Lauren Groff, Anthony Doerr, and Hanif Abdurraqib are among the finalists for this year’s National Book Awards.

The National Book Foundation revealed the shortlists for the prizes Tuesday morning. Groff was named a finalist in the fiction category for Matrix, along with Doerr for Cloud Cuckoo Land, Laird Hunt for Zorrie, Robert Jones, Jr., for The Prophets, and Jason Mott for Hell of a Book.

Abdurraqib made the nonfiction shortlist for A Little Devil in America: Notes in Praise of Black Performance, as did Lucas Bessire for Running Out: In Search of Water on the High Plains, Grace M. Cho for Tastes Like War: A Memoir, Nicole Eustace for Covered With Night: A Story of Murder and Indigenous Justice in Early America, and Tiya Miles for All That She Carried: The Journey of Ashley’s Sack, a Black Family Keepsake, which is also a finalist for this year’s Kirkus Prize.

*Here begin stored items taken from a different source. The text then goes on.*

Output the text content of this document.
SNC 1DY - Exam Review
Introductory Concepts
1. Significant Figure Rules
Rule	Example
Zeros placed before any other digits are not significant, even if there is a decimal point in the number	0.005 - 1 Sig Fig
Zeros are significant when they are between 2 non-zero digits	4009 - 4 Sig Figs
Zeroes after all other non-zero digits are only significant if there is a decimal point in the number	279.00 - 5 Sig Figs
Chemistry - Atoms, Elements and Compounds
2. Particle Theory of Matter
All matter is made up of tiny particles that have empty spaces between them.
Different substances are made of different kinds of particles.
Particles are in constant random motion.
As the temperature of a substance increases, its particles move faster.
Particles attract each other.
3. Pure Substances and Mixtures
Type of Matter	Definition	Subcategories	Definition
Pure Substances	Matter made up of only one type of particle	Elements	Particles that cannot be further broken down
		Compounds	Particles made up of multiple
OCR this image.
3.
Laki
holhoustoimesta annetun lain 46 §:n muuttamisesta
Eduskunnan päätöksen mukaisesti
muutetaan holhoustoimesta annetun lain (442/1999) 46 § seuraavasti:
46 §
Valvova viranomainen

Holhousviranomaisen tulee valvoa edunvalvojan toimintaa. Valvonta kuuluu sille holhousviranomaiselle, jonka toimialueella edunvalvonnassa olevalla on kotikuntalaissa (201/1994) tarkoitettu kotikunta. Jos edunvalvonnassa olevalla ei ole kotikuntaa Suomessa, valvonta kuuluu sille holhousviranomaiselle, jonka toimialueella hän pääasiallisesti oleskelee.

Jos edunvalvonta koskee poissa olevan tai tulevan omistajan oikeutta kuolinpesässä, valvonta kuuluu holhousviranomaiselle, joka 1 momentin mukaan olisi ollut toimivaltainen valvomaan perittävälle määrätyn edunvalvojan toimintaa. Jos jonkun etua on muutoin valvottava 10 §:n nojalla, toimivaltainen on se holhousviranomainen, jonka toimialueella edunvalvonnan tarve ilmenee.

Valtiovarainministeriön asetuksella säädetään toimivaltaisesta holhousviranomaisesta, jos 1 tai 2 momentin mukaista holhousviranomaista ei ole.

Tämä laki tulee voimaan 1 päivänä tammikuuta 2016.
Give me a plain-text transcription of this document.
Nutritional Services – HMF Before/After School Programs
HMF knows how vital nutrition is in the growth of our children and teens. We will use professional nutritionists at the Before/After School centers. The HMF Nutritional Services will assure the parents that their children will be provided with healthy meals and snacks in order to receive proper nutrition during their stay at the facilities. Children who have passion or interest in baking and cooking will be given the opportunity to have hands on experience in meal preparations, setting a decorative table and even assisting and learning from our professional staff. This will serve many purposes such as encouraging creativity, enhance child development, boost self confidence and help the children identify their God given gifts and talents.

The poetry finalists are Desiree C. Bailey for What Noise Against the Cane, Martín Espada for Floaters, Douglas Kearney for Sho, Hoa Nguyen for A Thousand Times You Lose Your Treasure, and Jackie Wang for The Sunflower Cast a Spell To Save Us From the Void.

In the translated literature category, the finalists are Elisa Shua Dusapin for Winter in Sokcho, translated by Aneesa Abbas Higgins; Ge Fei for Peach Blossom Paradise, translated by Canaan Morse; Nona Fernández for The Twilight Zone, translated by Natasha Wimmer; Benjamín Labatut for When We Cease To Understand the World, translated by Adrian Nathan West; and Samar Yazbek for Planet of Clay, translated by Leri Price.

The shortlist for the young reader’s literature category includes Shing Yin Khor for The Legend of Auntie Po, Malinda Lo for Last Night at the Telegraph Club, Kyle Lukoff for Too Bright To See, Kekla Magoon for Revolution in Our Time: The Black Panther Party’s Promise to the People, and Amber McBride for Me.

The winners of the National Book Awards will be announced at a virtual ceremony on Nov. 17.

Michael Schaub is a Texas-based journalist and regular contributor to NPR.